Nie brakuje słów krytyki kierowanych pod adresem Czesława Michniewicza. Choć selekcjoner wywalczył awans na mistrzostwa świata w Katarze i utrzymał reprezentację w dywizji A Ligi Narodów, trudno doszukać się kolejnych plusów. Gra kadry nie może się podobać, a liczne statystki pokazują, że ofensywa biało-czerwonych nie zachwyca, co i tak jest eufemizmem.
Kulesza wprost o Paulo Sousie. Odpowiedział na dziwną propozycję
Dlatego coraz częściej przebijają się głosy o potrzebie zmiany na stanowisku selekcjonera. Jest jednak pewne, że przed mundialem do tego nie dojdzie. Jedną z najbardziej dziwnych propozycji wystosował Jerzy Dudek. Były reprezentant Polski w felietonie dla "Przeglądu Sportowego" napisał, że Cezary Kulesza powinien przeprosić się z... Paulo Sousą.
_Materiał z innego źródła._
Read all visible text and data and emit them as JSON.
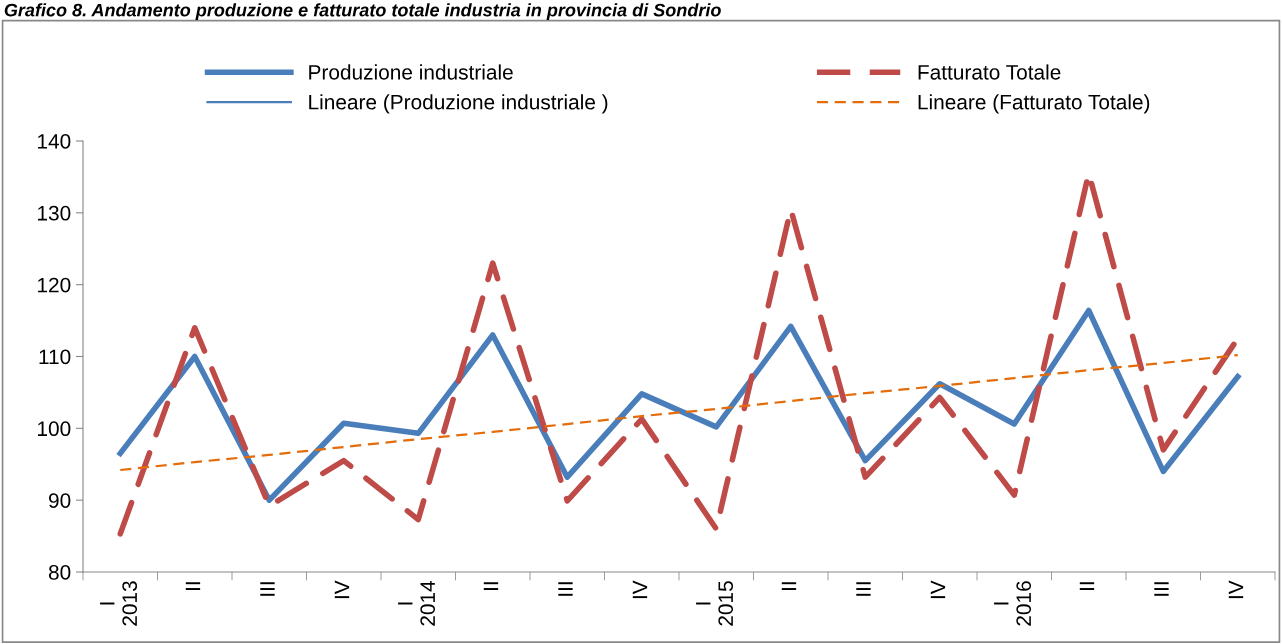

- Wniosek nasuwa mi się jeden: z taką grą nie mamy czego tam szukać. Jeśli Polacy będą tak bojaźliwi i niedokładni, jak w meczu z Holandią, to poza naszym zasięgiem będzie nie tylko Argentyna, ale także Meksyk, a nawet Arabia Saudyjska. Dlatego prezes Cezary Kulesza powinien przeprosić się z Paulo Sousą, dopóki jest jeszcze wolny, bo może on będzie w stanie coś pozytywnego z tego bałaganu zbudować - czytamy w felietonie.
Prezes PZPN nie zamierzał jednak ukrywać, że takiego pomysłu nie ma i nie będzie. - Jerzy Dudek jest wybitnym polskim piłkarzem ze świetną karierą. Jako felietonista może pozwolić sobie na zdecydowanie więcej, ale chyba nikt nie sądzi, że po grudniowej ucieczce, Paulo Sousa dostałby jakąkolwiek propozycję od polskiej federacji - powiedział sternik polskiej piłki w rozmowie z "Przeglądem Sportowym".